One of the more infuriating responses I’ve received when others have heard my synopsis of my ex-husband’s actions that led to the divorce is, “Well, you know how it is. There’s your side, his side and then, somewhere in between them, there’s the truth.”
After I swallow my scream, I try to respond with a well-meaning and polite-sounding, “That’s so awesome that you haven’t met anybody like him. I hope you never do.”
In general, I am a huge fan of the concept that there are facts and then there is the way we perceive the facts. And those perceptions can be very different. Give two people the same fictional book and they will not only interpret the characters’ actions in different ways, they will likely build mismatched views of the protagonist’s appearance.
Yet the text is the same.
And that’s where I have a problem with this phrase being applied to the circumstances surrounding my divorce.
Of course my ex-husband is entitled to his own opinion. But he is NOT entitled to his own facts.

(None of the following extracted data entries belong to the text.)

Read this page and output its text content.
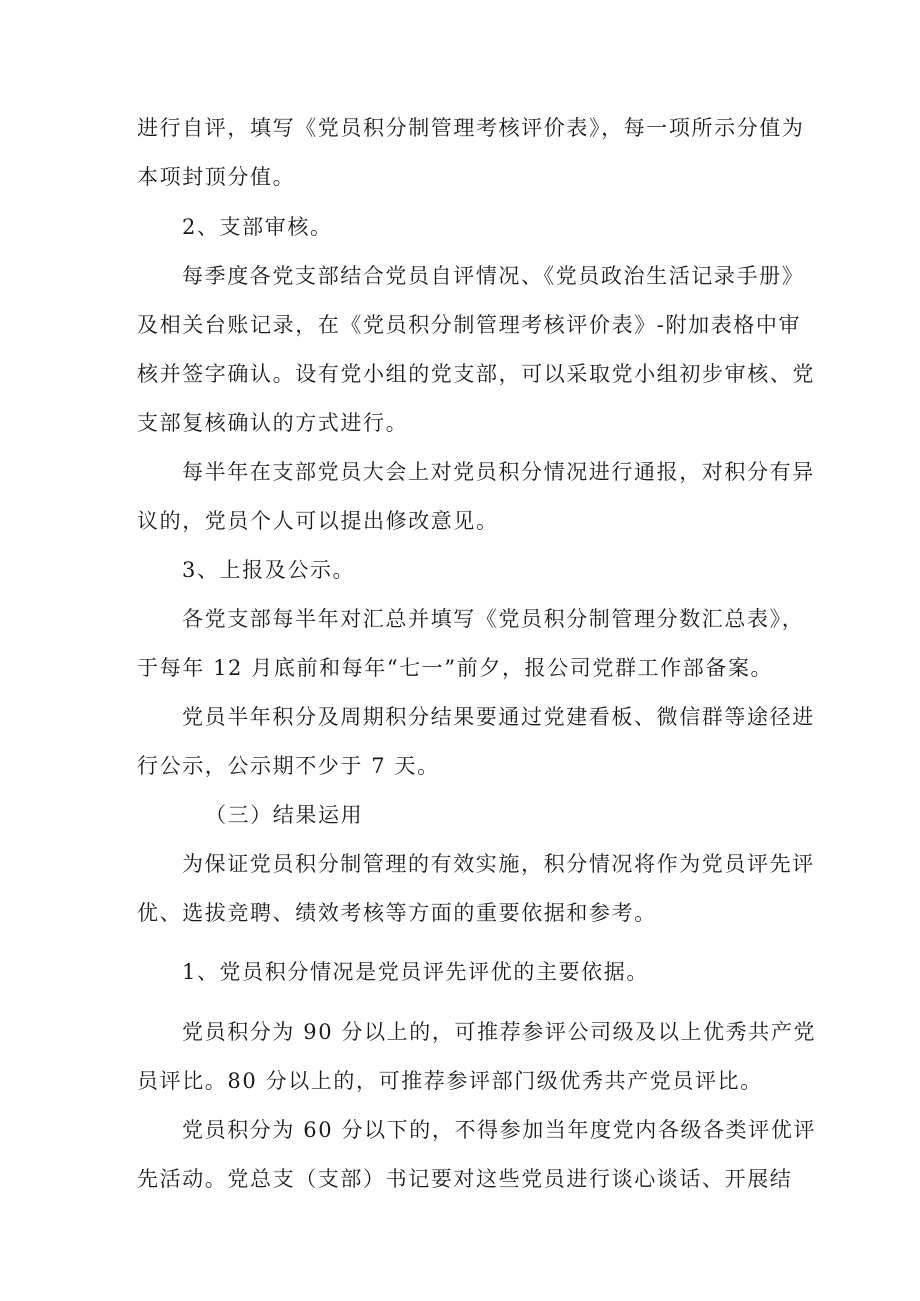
进行自评，填写《党员积分制管理考核评价表》，每一项所示分值为
本项封顶分值。
2、支部审核。
每季度各党支部结合党员自评情况、《党员政治生活记录手册》
及相关台账记录，在《党员积分制管理考核评价表》-附加表格中审
核并签字确认。设有党小组的党支部，可以采取党小组初步审核、党
支部复核确认的方式进行。
每半年在支部党员大会上对党员积分情况进行通报，对积分有异
议的，党员个人可以提出修改意见。
3、上报及公示。
各党支部每半年对汇总并填写《党员积分制管理分数汇总表》，
于每年 12 月底前和每年“七一”前夕，报公司党群工作部备案。
党员半年积分及周期积分结果要通过党建看板、微信群等途径进
行公示，公示期不少于 7 天。
（三）结果运用
为保证党员积分制管理的有效实施，积分情况将作为党员评先评
优、选拔竞聘、绩效考核等方面的重要依据和参考。
1、党员积分情况是党员评先评优的主要依据。
党员积分为 90 分以上的，可推荐参评公司级及以上优秀共产党
员评比。80 分以上的，可推荐参评部门级优秀共产党员评比。
党员积分为 60 分以下的，不得参加当年度党内各级各类评优评
先活动。党总支（支部）书记要对这些党员进行谈心谈话、开展结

Which is exactly what he was doing.
When he told the police that we had been divorced for years, I highly doubt that he was simply expressing some metaphorical feeling that he was keeping under wraps. As he recorded my salary on the financial disclosure as a third more than it was, I don’t think it was because he’d viewed the numbers in a different way. And when he described how his “workday” was going while he was on his honeymoon, I struggle to believe that he was really under the impression that he was working long days on the trade show floor.

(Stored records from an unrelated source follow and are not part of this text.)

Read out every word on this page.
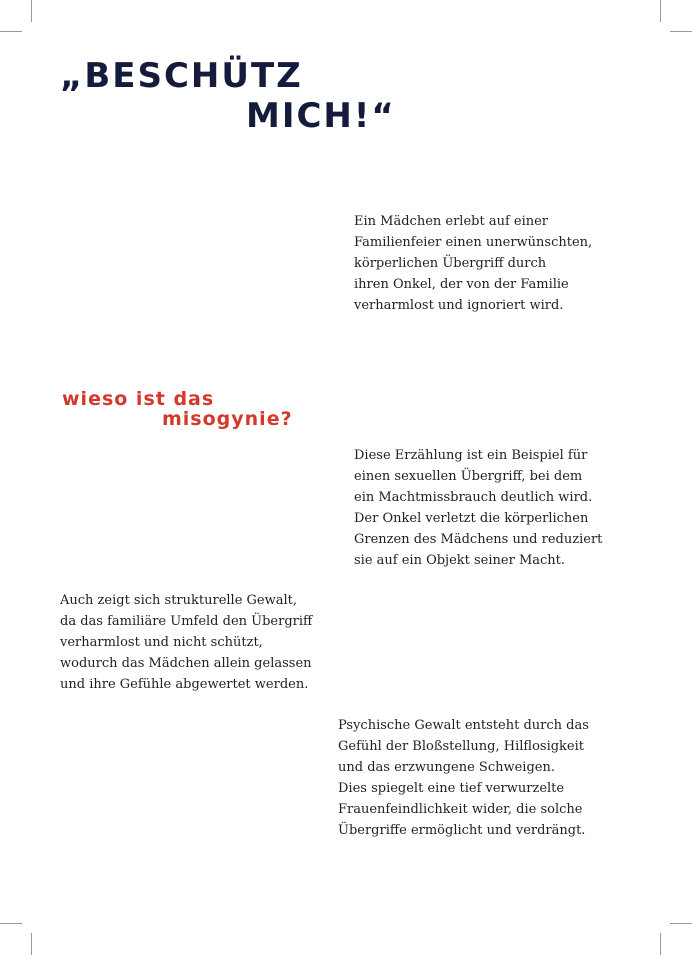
„BESCHÜTZ
MICH!“

Ein Mädchen erlebt auf einer
Familienfeier einen unerwünschten,
körperlichen Übergriff durch
ihren Onkel, der von der Familie
verharmlost und ignoriert wird.

wieso ist das
misogynie?

Diese Erzählung ist ein Beispiel für
einen sexuellen Übergriff, bei dem
ein Machtmissbrauch deutlich wird.
Der Onkel verletzt die körperlichen
Grenzen des Mädchens und reduziert
sie auf ein Objekt seiner Macht.

Auch zeigt sich strukturelle Gewalt,
da das familiäre Umfeld den Übergriff
verharmlost und nicht schützt,
wodurch das Mädchen allein gelassen
und ihre Gefühle abgewertet werden.

Psychische Gewalt entsteht durch das
Gefühl der Bloßstellung, Hilflosigkeit
und das erzwungene Schweigen.
Dies spiegelt eine tief verwurzelte
Frauenfeindlichkeit wider, die solche
Übergriffe ermöglicht und verdrängt.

Those are facts. And there are thousands more where those came from.
And those facts don’t care about feelings – his or mine.

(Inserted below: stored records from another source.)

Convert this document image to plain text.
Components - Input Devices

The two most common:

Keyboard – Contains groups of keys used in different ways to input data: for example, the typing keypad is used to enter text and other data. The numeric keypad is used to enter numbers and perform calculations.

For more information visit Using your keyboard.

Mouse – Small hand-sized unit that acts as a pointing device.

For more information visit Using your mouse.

Now, when it comes to the particular climate of the marriage that acted as fertile soil for those deceptions to grow, I’m sure we have our own opinions and perspectives. I would have loved to have been given the opportunity to hear his side. To try to understand where the unhappiness resided and to learn more about his interpretations and outlook.
But I was never given that chance.
So all I have is my side, my best guesses at his side and the facts.
And as for the truth? I’ll never know.